The tool also includes a “Simple” mode (--simple). This mode disables the interactive TUI and emits plain text logs, making it suitable for non-interactive environments like CI/CD pipelines or when piping output to other tools.
Data Output & Structure
Despite the internal chunking, the tool guarantees a clean output: one JSONL file per device. The internal merge jobs transparently combine the temporary chunks into a definitive {hostname}_{machineId}_timeline.jsonl file. We chose JSONL because it naturally supports streaming processing and is immediately ready for ingestion into SIEMs (Splunk, Elastic) or analysis with CLI tools like jq.
Richness vs. Flattened CSV
The most significant advantage of this tool over the manual UI export is data fidelity. The CSV export provided by the Defender portal flattens the data, often discarding the nested relationships vital for understanding context.
For example, a FileCreated event in the JSON output preserves the full InitiatingProcess structure—including parent process hashes, command lines, and user context. Listing 1 below illustrates this depth; these nested objects are exactly the data points that get flattened or discarded in the portal’s standard CSV export.
{
"IsCyberData": false,
"ActionTime": "2026-01-18T22:57:16.2718193Z",
"ActionTimeIsoString": "2026-01-18T22:57:16.2718193Z",
"ActionType": "FileCreated",
"Machine": {
"MachineId": "c3a9c3...e6c980211",
"SenseMachineId": "c3a9c3...e6c980211",
"Name": "xxxxxxxxx.net",
"Domain": "xxxxxxxxx.net"
},
"File": {
"Sha1": "",
"Sha256": "",
"FileName": "xxxxxxxx.xml",
"FolderPath": "C:\\Program Files (x86)\\xxxxxxx",
"FullPath": "C:\\Program Files (x86)\\xxxxxxx\\xxxxxxxx.xml",
"FileStateMask": 2065
},
"InitiatingProcess": {
"Id": 4412,
"CreationTime": "2026-01-18T22:57:14.0530385Z",
"ImageFile": {
"Sha1": "d633caf94...5d79b51203118f8",
"Sha256": "7fc776ed33...ea4258c6",
"FileName": "xxxxxxx.exe",
"FolderPath": "c:\\program files (x86)\\xxxxxxx",
"FullPath": "c:\\program files (x86)\\xxxxxxx\\xxxxxxx.exe"
},
...
}
Performance Benchmarks
To validate the architecture, I conducted a series of benchmarks downloading a 7-day timeline for 10 devices. The results highlight the dramatic efficiency gains provided by the Time Chunker and the concurrent worker pool.
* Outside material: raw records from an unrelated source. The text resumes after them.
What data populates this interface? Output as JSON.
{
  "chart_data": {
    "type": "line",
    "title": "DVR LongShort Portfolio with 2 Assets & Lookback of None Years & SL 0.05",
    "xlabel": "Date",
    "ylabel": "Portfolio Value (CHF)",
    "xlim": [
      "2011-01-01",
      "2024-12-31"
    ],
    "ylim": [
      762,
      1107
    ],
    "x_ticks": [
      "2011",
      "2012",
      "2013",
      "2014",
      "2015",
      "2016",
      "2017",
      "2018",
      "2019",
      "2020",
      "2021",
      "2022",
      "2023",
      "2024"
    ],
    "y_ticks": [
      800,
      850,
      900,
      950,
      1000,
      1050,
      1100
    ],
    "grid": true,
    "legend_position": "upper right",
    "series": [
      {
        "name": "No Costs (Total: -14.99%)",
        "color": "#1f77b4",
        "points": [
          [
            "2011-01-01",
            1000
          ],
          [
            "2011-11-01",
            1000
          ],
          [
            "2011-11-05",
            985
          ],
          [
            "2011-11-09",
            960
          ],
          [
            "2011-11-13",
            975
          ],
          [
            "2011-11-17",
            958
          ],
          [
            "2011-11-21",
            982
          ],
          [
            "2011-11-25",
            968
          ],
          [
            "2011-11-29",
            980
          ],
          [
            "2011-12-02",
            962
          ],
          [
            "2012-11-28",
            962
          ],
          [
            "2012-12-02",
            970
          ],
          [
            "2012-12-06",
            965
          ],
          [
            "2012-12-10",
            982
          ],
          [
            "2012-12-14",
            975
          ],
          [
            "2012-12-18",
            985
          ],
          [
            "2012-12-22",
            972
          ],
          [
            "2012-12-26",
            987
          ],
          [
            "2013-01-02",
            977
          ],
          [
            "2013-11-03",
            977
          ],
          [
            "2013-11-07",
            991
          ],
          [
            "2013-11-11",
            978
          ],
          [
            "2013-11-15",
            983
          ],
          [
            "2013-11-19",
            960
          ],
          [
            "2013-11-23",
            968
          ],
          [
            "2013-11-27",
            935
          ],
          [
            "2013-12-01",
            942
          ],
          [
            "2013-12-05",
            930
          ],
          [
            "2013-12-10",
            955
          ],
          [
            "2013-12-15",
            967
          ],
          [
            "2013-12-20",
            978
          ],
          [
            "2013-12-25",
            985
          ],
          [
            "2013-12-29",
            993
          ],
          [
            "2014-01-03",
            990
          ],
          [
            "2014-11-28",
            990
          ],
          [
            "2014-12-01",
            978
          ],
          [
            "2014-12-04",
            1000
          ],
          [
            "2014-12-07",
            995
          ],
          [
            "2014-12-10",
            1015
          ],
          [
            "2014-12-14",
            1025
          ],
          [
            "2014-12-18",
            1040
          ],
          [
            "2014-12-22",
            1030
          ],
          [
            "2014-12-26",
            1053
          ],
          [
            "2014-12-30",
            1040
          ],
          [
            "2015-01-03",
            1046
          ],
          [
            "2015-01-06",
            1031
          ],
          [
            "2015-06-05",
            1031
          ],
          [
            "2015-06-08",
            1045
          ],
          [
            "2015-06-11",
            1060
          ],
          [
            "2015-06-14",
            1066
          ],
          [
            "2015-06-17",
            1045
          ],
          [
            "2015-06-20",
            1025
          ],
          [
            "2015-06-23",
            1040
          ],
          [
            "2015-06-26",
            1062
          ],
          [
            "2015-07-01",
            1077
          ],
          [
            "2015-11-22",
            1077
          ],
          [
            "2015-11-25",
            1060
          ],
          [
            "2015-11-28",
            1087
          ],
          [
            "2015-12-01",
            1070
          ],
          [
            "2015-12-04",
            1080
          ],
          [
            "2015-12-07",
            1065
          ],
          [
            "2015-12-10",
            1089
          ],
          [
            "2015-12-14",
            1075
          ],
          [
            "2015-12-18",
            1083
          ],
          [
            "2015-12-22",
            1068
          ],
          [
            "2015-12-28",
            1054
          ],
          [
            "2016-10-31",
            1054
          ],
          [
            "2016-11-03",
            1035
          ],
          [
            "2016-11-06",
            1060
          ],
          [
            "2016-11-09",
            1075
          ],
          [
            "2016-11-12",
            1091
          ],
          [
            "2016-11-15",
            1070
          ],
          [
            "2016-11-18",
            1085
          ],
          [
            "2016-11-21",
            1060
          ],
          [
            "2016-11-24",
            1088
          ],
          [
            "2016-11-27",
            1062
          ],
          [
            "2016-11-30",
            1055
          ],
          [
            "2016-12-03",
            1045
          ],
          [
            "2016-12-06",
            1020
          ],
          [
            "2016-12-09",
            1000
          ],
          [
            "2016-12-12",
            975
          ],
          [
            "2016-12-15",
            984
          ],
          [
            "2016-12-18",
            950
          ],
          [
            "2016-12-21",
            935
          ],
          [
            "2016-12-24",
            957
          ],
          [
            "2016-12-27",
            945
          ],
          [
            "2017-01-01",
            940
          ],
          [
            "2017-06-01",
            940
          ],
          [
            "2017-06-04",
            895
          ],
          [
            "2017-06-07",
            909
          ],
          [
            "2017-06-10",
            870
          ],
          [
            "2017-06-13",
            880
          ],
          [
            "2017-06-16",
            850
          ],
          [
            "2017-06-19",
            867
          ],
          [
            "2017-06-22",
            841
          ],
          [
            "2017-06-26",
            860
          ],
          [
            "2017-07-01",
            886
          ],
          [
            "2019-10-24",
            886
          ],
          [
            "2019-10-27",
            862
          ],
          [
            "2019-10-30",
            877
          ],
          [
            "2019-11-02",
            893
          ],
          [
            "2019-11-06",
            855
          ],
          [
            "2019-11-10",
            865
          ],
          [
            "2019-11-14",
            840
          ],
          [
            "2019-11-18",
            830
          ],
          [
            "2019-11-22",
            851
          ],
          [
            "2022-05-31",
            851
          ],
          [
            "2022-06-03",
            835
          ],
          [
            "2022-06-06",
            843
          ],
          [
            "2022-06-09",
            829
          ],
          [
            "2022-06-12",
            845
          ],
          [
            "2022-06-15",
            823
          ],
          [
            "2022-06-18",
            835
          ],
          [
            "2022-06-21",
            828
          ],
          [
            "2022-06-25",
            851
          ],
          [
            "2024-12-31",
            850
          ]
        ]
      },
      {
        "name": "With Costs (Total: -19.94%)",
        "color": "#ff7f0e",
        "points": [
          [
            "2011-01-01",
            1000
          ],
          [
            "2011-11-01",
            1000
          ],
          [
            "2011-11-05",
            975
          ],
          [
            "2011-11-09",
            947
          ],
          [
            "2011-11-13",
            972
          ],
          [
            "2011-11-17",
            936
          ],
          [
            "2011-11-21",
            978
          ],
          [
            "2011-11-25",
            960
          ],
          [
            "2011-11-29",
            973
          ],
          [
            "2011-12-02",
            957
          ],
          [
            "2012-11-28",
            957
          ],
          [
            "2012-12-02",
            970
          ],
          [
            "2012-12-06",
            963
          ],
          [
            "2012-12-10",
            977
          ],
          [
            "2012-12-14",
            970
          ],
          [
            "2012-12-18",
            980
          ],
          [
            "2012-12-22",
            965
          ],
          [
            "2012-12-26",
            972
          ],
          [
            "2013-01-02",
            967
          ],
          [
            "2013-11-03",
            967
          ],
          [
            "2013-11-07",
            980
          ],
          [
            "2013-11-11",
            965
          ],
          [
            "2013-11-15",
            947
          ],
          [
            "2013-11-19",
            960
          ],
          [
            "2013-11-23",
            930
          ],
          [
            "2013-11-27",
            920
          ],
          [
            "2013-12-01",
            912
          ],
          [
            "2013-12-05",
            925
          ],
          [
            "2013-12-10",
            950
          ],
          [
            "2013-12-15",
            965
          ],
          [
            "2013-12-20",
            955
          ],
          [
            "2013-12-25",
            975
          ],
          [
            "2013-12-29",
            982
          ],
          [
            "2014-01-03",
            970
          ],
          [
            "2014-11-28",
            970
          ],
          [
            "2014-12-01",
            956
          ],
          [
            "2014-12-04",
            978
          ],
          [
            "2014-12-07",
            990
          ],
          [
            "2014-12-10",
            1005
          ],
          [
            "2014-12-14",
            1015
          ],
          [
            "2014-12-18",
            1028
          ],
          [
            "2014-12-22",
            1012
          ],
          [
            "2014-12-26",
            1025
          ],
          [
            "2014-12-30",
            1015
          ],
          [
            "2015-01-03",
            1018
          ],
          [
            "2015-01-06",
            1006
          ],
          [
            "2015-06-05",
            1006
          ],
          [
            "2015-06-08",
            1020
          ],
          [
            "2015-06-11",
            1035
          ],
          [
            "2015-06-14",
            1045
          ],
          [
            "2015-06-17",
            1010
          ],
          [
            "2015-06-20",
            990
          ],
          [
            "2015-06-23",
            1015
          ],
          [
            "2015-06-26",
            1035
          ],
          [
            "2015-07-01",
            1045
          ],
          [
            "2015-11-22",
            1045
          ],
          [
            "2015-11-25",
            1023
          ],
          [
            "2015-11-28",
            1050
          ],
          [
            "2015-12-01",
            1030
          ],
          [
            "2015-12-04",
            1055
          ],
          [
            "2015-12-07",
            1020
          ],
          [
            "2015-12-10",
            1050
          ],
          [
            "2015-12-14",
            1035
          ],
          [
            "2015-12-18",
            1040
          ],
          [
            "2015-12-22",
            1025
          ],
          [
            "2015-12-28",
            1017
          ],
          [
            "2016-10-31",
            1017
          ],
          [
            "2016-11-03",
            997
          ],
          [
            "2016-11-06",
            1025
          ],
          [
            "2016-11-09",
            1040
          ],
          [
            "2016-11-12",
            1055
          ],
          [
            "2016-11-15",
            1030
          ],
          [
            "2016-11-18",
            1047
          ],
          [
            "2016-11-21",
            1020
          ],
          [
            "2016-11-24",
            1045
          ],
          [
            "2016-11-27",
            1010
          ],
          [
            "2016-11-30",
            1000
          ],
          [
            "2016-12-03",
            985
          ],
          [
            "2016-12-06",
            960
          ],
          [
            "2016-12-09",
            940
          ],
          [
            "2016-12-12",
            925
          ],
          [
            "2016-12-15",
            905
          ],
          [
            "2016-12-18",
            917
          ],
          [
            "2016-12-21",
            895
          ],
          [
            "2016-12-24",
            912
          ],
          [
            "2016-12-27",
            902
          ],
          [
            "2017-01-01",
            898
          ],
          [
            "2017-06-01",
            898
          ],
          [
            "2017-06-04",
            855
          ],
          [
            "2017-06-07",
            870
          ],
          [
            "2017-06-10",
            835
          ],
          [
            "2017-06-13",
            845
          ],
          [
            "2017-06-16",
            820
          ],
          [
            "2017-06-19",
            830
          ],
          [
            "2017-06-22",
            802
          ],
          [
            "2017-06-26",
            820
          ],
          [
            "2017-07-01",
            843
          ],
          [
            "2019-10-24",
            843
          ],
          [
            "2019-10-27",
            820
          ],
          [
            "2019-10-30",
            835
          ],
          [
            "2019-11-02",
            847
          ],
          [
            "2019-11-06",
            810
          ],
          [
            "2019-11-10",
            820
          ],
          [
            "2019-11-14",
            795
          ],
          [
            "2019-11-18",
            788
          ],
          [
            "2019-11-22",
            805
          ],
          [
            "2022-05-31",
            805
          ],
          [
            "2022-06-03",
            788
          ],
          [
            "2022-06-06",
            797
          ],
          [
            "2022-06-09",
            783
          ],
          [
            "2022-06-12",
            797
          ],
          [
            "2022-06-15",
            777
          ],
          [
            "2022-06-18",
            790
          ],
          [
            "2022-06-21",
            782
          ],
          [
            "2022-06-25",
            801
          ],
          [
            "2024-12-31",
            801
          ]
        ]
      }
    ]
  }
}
The Baseline vs. Parallelism
The test compared a sequential download (simulating a standard single-threaded script) against the tool’s chunked parallel mode with increasing worker counts.
| Configuration | Duration | Speedup |
|---|---|---|
| No Chunking (1 Worker) | 19m 21s | 1x (Baseline) |
| 1-Day Chunks (2 Workers) | 08m 31s | 2.27x |
| 1-Day Chunks (4 Workers) | 06m 21s | 3.04x |
| 1-Day Chunks (8 Workers) | 03m 35s | 5.40x |
| 1-Day Chunks (16 Workers) | 01m 52s | 10.37x |
As shown above, increasing the worker count yields near-linear performance improvements up to a point. By splitting the 7-day window into smaller 1-day chunks, timeline-dl saturates the available network bandwidth and API quota, reducing a ~20-minute task to under 2 minutes.
Comparison with XDRInternals
I originally intended to benchmark timeline-dl against the Get-XdrEndpointDeviceTimeline cmdlet from the XDRInternals module.
However, this comparison proved impractical. In my testing, retrieving a single 7-day window for just one device via the PowerShell module took over 30 minutes. Extrapolating this to 10 devices would suggest a runtime of several hours, making it fundamentally unsuitable for the high-volume data retrieval required during incident response.
This stark difference confirms that while PowerShell modules are excellent for ad-hoc queries, a dedicated Go-based tool with aggressive concurrency is essential for timeline reconstruction at scale.
Conclusion
The 30-day API limit in Microsoft Defender for Endpoint has long been a hurdle for incident responders, often forcing a trade-off between speed and data completeness. By reverse-engineering the timeline protocol and leveraging the apiproxy endpoint, timeline-dl effectively bridges this gap, unlocking the full six-month retention period for programmatic access.
This tool transforms what was previously a manual, click-heavy process into a scalable, automated workflow. It allows forensic teams to quickly secure historical evidence across hundreds of endpoints, ensuring that no critical event data is left behind during an investigation.
The tool is open source and available on GitHub.